In previously reported studies, we observed significantly high genotoxicity biomarkers in regularly transfused thalassaemic patients, thus, in this study, we better investigated the genotoxic effect of iron overload and of thalassaemia complications, including their drug treatments. The assessment was performed in 64 regularly transfused thalassaemic patients using cytokinesis-block micronucleus and comet assays. All patients were splenectomised and undergoing iron chelation therapy. To reduce hypoxia-induced oxidative damage, the patients with haemoglobin levels <9.5 g/dL were excluded. Serum concentrations of ferritin, iron, transferrin and the percentage of transferrin saturation, as well as cardiac and hepatic T2* magnetic resonance imaging, were considered to evaluate serum and organ siderosis.All genotoxic biomarkers significantly differed between patients and healthy subjects. Iron intake via blood transfusions was inversely related to percentage of DNA in tail. The disease complications affecting endpoints were active Hepatitis C virus infection, drug therapy for osteoporosis (i.e. bisphosphonates) and hormone replacement therapy for hypogonadism.The results, highlighting the combined effect of iron overload and, mainly, disease complications, including their respective pharmacological treatments, confirmed the increased cancer risk in thalassaemic patients.
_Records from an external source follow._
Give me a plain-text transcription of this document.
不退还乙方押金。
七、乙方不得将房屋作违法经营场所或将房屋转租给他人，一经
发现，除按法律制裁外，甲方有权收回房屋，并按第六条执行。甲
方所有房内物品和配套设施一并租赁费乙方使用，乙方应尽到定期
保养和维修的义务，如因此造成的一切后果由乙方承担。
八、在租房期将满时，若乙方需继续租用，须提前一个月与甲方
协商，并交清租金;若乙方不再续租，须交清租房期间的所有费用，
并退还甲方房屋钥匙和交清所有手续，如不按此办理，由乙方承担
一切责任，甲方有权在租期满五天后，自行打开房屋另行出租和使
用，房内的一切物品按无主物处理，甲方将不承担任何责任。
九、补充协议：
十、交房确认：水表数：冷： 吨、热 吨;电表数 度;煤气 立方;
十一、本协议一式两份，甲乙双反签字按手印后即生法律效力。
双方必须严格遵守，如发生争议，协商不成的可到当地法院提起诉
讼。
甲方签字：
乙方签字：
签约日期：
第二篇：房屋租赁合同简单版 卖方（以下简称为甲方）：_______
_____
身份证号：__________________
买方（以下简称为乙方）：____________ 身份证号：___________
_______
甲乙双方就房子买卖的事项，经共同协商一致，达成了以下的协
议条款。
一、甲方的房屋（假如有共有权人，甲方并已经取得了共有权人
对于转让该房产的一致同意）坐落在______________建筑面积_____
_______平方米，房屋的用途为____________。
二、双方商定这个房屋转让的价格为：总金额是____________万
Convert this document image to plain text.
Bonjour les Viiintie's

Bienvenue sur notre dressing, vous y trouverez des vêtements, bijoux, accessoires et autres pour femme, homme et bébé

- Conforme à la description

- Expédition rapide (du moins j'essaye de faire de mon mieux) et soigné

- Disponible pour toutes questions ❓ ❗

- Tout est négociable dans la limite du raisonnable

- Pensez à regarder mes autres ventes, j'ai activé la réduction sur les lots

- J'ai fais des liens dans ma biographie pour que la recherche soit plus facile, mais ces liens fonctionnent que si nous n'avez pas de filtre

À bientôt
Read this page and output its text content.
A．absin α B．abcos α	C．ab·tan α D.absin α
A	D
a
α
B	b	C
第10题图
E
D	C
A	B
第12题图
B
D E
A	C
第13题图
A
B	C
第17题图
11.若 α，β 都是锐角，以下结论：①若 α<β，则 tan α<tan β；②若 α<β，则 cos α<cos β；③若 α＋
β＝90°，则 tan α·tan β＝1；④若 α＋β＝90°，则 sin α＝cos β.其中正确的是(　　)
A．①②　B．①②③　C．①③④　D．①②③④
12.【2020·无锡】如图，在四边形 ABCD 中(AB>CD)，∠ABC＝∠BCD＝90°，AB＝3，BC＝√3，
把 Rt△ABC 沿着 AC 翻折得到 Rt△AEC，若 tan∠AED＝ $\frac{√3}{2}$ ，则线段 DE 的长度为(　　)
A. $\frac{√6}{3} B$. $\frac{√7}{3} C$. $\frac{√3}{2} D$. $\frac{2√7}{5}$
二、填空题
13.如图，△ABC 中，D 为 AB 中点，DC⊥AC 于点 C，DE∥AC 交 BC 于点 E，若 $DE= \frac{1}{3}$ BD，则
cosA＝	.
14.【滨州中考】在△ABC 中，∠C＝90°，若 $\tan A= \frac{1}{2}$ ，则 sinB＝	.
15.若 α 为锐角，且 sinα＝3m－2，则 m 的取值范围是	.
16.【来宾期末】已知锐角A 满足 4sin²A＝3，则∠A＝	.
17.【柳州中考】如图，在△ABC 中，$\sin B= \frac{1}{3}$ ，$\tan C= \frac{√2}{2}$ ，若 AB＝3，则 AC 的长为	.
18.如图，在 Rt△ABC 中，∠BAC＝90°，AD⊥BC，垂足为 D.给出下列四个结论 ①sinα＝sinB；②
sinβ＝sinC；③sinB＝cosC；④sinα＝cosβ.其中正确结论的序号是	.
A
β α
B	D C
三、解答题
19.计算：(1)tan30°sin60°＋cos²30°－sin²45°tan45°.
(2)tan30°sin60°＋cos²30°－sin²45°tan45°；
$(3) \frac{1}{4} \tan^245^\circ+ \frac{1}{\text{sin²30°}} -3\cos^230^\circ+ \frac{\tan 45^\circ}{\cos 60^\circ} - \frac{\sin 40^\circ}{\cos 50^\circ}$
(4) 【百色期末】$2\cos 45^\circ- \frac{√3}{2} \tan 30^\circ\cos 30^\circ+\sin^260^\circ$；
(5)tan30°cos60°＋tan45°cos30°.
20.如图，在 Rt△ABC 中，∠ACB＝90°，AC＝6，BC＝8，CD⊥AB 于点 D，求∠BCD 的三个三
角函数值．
Affective Control and Life Satisfaction in Thalassemics

Background. Thalassemia is a chronic disease that can lead to an impact on psychological functioning and social behavior of patients. However, still little is known about the specific psychological aspects of the disease, such as the degree of tension, life satisfaction and affective control, especially in adult patients.Aim. The purpose of this study is to investigate whether patients with thalassemia have specific psychological pattern relating to the dimensions of tension, satisfaction and quality of life, management of affection.Method. We evaluated 31 patients with thalassemia major and intermedia (19 women and 12 men) aged between 18 and 50 years (M = 34 + 16), belonging to the Complex Unit of Medical Genetics. For the evaluation were used the Profile of Mood States (POMS), the Quality of Life Enjoyment and Satisfaction Questionnaire (Q-LES-Q) and the Rorschach test.Results. The findings show an inverse relationship between the levels of self-reported tension and the affective control indicators at Rorschach. Life satisfaction, instead, seems to vary according to the severity of the disease - major vs. intermediate - and the type of therapy.Conclusions. An understanding of the psychological mechanisms involved in thalassemia, both self-reported and projective, can contribute to a wider patient take-over, by considering the subjective aspects related to the psychological and socio-emotional well-being, fundamental in the care compliance.